Last Saturday afternoon, we went to a birthday party of a Dutch friend, who works with the United Nations in Quito. She’s responsible for the protection of refugees and is well connected at an international level.

While we were all standing around, enjoying a cool beer in the presence of several diplomats and influential officials, the topic of conversation soon went in the direction of Ecuador’s current political course, and what should be done at an economic level to get Ecuador back on track: reducing the state expenditures, reforming the legislation regarding employment contracts, attracting foreign capital, expanding the industrial sector and decreasing imports. Basically, all important economic problems were touched on.

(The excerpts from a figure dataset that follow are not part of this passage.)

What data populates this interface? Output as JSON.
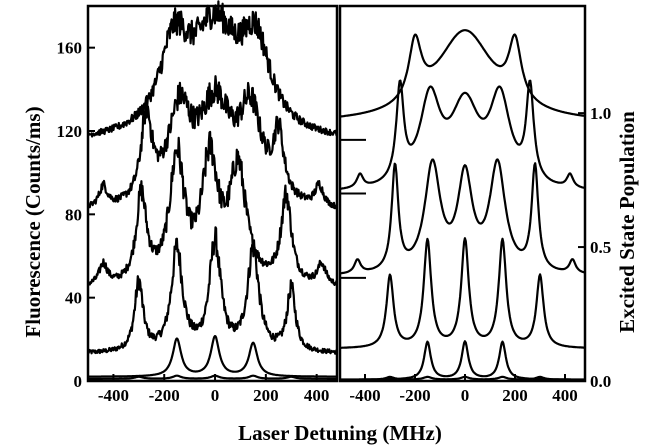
{
  "chart_data": [
    {
      "type": "line",
      "panel": "left",
      "xlabel": "Laser Detuning (MHz)",
      "ylabel": "Fluorescence (Counts/ms)",
      "xlim": [
        -500,
        480
      ],
      "ylim": [
        0,
        180
      ],
      "x_ticks": [
        -400,
        -200,
        0,
        200,
        400
      ],
      "y_ticks": [
        0,
        40,
        80,
        120,
        160
      ],
      "x_tick_labels": [
        "-400",
        "-200",
        "0",
        "200",
        "400"
      ],
      "y_tick_labels": [
        "0",
        "40",
        "80",
        "120",
        "160"
      ],
      "noisy": true,
      "series": [
        {
          "baseline": 1,
          "peaks": [
            [
              -300,
              1,
              20
            ],
            [
              -150,
              1.5,
              20
            ],
            [
              0,
              1.5,
              20
            ],
            [
              150,
              1.5,
              20
            ],
            [
              300,
              1,
              20
            ]
          ]
        },
        {
          "baseline": 2,
          "peaks": [
            [
              -150,
              18,
              20
            ],
            [
              0,
              19,
              20
            ],
            [
              150,
              16,
              20
            ]
          ]
        },
        {
          "baseline": 13,
          "peaks": [
            [
              -300,
              33,
              20
            ],
            [
              -150,
              49,
              27
            ],
            [
              0,
              52,
              27
            ],
            [
              150,
              49,
              27
            ],
            [
              300,
              30,
              20
            ]
          ]
        },
        {
          "baseline": 44,
          "peaks": [
            [
              -440,
              10,
              20
            ],
            [
              -290,
              42,
              25
            ],
            [
              -150,
              60,
              35
            ],
            [
              -20,
              58,
              40
            ],
            [
              90,
              54,
              40
            ],
            [
              280,
              42,
              25
            ],
            [
              420,
              10,
              20
            ]
          ]
        },
        {
          "baseline": 80,
          "peaks": [
            [
              -440,
              10,
              20
            ],
            [
              -270,
              40,
              26
            ],
            [
              -140,
              42,
              55
            ],
            [
              0,
              48,
              80
            ],
            [
              140,
              42,
              55
            ],
            [
              250,
              30,
              25
            ],
            [
              410,
              10,
              20
            ]
          ]
        },
        {
          "baseline": 114,
          "peaks": [
            [
              -160,
              40,
              70
            ],
            [
              0,
              50,
              110
            ],
            [
              160,
              40,
              70
            ]
          ]
        }
      ]
    },
    {
      "type": "line",
      "panel": "right",
      "xlabel": "Laser Detuning (MHz)",
      "ylabel": "Excited State Population",
      "xlim": [
        -500,
        480
      ],
      "ylim": [
        0,
        1.4
      ],
      "x_ticks": [
        -400,
        -200,
        0,
        200,
        400
      ],
      "y_ticks": [
        0.0,
        0.5,
        1.0
      ],
      "x_tick_labels": [
        "-400",
        "-200",
        "0",
        "200",
        "400"
      ],
      "y_tick_labels": [
        "0.0",
        "0.5",
        "1.0"
      ],
      "noisy": false,
      "series": [
        {
          "baseline": 0.005,
          "peaks": [
            [
              -300,
              0.01,
              20
            ],
            [
              -150,
              0.01,
              20
            ],
            [
              0,
              0.01,
              20
            ],
            [
              150,
              0.01,
              20
            ],
            [
              300,
              0.01,
              20
            ]
          ]
        },
        {
          "baseline": 0.005,
          "peaks": [
            [
              -150,
              0.14,
              16
            ],
            [
              0,
              0.14,
              16
            ],
            [
              150,
              0.14,
              16
            ]
          ]
        },
        {
          "baseline": 0.12,
          "peaks": [
            [
              -300,
              0.27,
              17
            ],
            [
              -150,
              0.4,
              18
            ],
            [
              0,
              0.4,
              18
            ],
            [
              150,
              0.4,
              18
            ],
            [
              300,
              0.27,
              17
            ]
          ]
        },
        {
          "baseline": 0.39,
          "peaks": [
            [
              -430,
              0.05,
              15
            ],
            [
              -280,
              0.39,
              16
            ],
            [
              -130,
              0.4,
              38
            ],
            [
              0,
              0.35,
              35
            ],
            [
              130,
              0.4,
              38
            ],
            [
              280,
              0.39,
              16
            ],
            [
              430,
              0.05,
              15
            ]
          ]
        },
        {
          "baseline": 0.7,
          "peaks": [
            [
              -420,
              0.05,
              15
            ],
            [
              -260,
              0.35,
              18
            ],
            [
              -140,
              0.32,
              50
            ],
            [
              0,
              0.3,
              70
            ],
            [
              140,
              0.32,
              50
            ],
            [
              260,
              0.35,
              18
            ],
            [
              420,
              0.05,
              15
            ]
          ]
        },
        {
          "baseline": 0.96,
          "peaks": [
            [
              -200,
              0.22,
              30
            ],
            [
              0,
              0.34,
              140
            ],
            [
              200,
              0.22,
              30
            ]
          ]
        }
      ],
      "markers": [
        0.385,
        0.7,
        0.9
      ]
    }
  ]
}
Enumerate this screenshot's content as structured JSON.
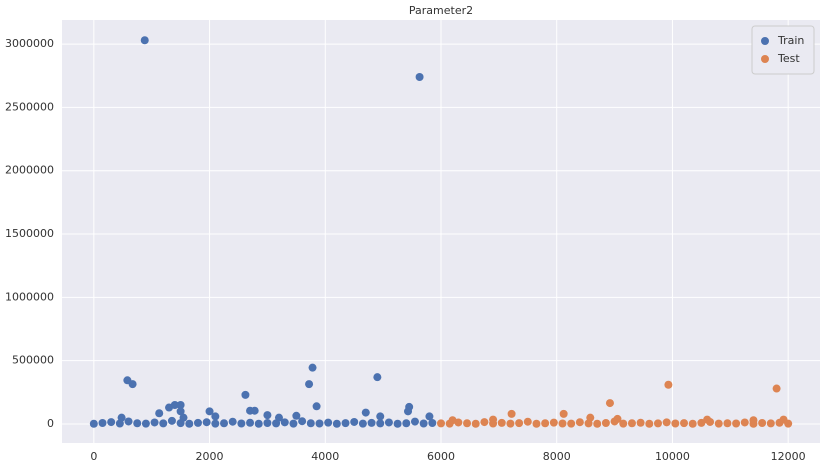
{
  "chart_data": {
    "type": "scatter",
    "title": "Parameter2",
    "xlim": [
      -550,
      12550
    ],
    "ylim": [
      -150000,
      3190000
    ],
    "xticks": [
      0,
      2000,
      4000,
      6000,
      8000,
      10000,
      12000
    ],
    "yticks": [
      0,
      500000,
      1000000,
      1500000,
      2000000,
      2500000,
      3000000
    ],
    "grid": true,
    "legend": "upper right",
    "series": [
      {
        "name": "Train",
        "color": "#4c72b0",
        "x": [
          0,
          150,
          300,
          450,
          600,
          750,
          900,
          1050,
          1200,
          1350,
          1500,
          1650,
          1800,
          1950,
          2100,
          2250,
          2400,
          2550,
          2700,
          2850,
          3000,
          3150,
          3300,
          3450,
          3600,
          3750,
          3900,
          4050,
          4200,
          4350,
          4500,
          4650,
          4800,
          4950,
          5100,
          5250,
          5400,
          5550,
          5700,
          5850,
          880,
          5630,
          580,
          670,
          3780,
          3720,
          4900,
          2620,
          1400,
          1500,
          1300,
          3850,
          1130,
          2000,
          2700,
          2780,
          5450,
          5430,
          4700,
          2100,
          3000,
          3500,
          480,
          1550,
          4950,
          5800,
          3200,
          1500
        ],
        "values": [
          2000,
          8000,
          15000,
          4000,
          20000,
          6000,
          3000,
          12000,
          5000,
          25000,
          7000,
          2000,
          9000,
          14000,
          3000,
          6000,
          18000,
          4000,
          10000,
          2000,
          8000,
          5000,
          13000,
          3000,
          22000,
          6000,
          4000,
          11000,
          2000,
          7000,
          16000,
          3000,
          9000,
          5000,
          12000,
          2000,
          6000,
          19000,
          4000,
          8000,
          3030000,
          2740000,
          345000,
          315000,
          445000,
          315000,
          370000,
          230000,
          150000,
          150000,
          130000,
          140000,
          85000,
          100000,
          105000,
          105000,
          135000,
          100000,
          90000,
          60000,
          70000,
          65000,
          50000,
          50000,
          60000,
          60000,
          50000,
          100000
        ]
      },
      {
        "name": "Test",
        "color": "#dd8452",
        "x": [
          6000,
          6150,
          6300,
          6450,
          6600,
          6750,
          6900,
          7050,
          7200,
          7350,
          7500,
          7650,
          7800,
          7950,
          8100,
          8250,
          8400,
          8550,
          8700,
          8850,
          9000,
          9150,
          9300,
          9450,
          9600,
          9750,
          9900,
          10050,
          10200,
          10350,
          10500,
          10650,
          10800,
          10950,
          11100,
          11250,
          11400,
          11550,
          11700,
          11850,
          12000,
          9930,
          11800,
          8920,
          7220,
          8120,
          8580,
          9050,
          10600,
          11400,
          11920,
          6200,
          6900
        ],
        "values": [
          5000,
          3000,
          12000,
          6000,
          2000,
          15000,
          4000,
          9000,
          3000,
          7000,
          18000,
          2000,
          6000,
          11000,
          4000,
          3000,
          14000,
          5000,
          2000,
          8000,
          20000,
          3000,
          6000,
          10000,
          2000,
          5000,
          13000,
          4000,
          7000,
          2000,
          9000,
          16000,
          3000,
          6000,
          4000,
          12000,
          2000,
          8000,
          5000,
          10000,
          3000,
          310000,
          280000,
          165000,
          80000,
          80000,
          50000,
          40000,
          35000,
          30000,
          35000,
          30000,
          35000
        ]
      }
    ]
  }
}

The weekend had only just come to an end, and the first reform affecting the floricultural industry was announced: as a result of a partial return of the old legislation, employees will be able to work six days per week again instead of five, as long as this fits in a 40-hour work week.

The current legislation says that every employee is entitled to 48 consecutive hours of rest. Since this was implemented a few years ago, hardly anyone has been working on Saturdays and Sundays in the flower sector. Now that the old legislation is going to be reinstalled, we can go back to working Mondays to Fridays from 7 a.m. until 3 p.m. (this includes a 1-hour lunch break), and Saturdays from 7 a.m. until 12 p.m. Great news, considering the dynamic nature of our trade.

It still leaves us waiting though, for a reform of the employment contracts. The standard in Ecuador used to be that an employee was given a trial period of three months when he was first hired, and if both parties were happy, that could be extended with one year and after that with another one year. After a maximum of two years, the contract automatically turned into a permanent contract.

But a few years ago, it was decided that those extensions were no longer allowed, which meant that a permanent contract automatically followed onto the 3-month trial period. This didn’t really help anyone. Unemployment is extremely high here. Many young people who studied abroad, are struggling to find a decent job when they return home.

Maybe our friend with the UN should have more than one birthday per year. Who knows what a bit of networking could lead to!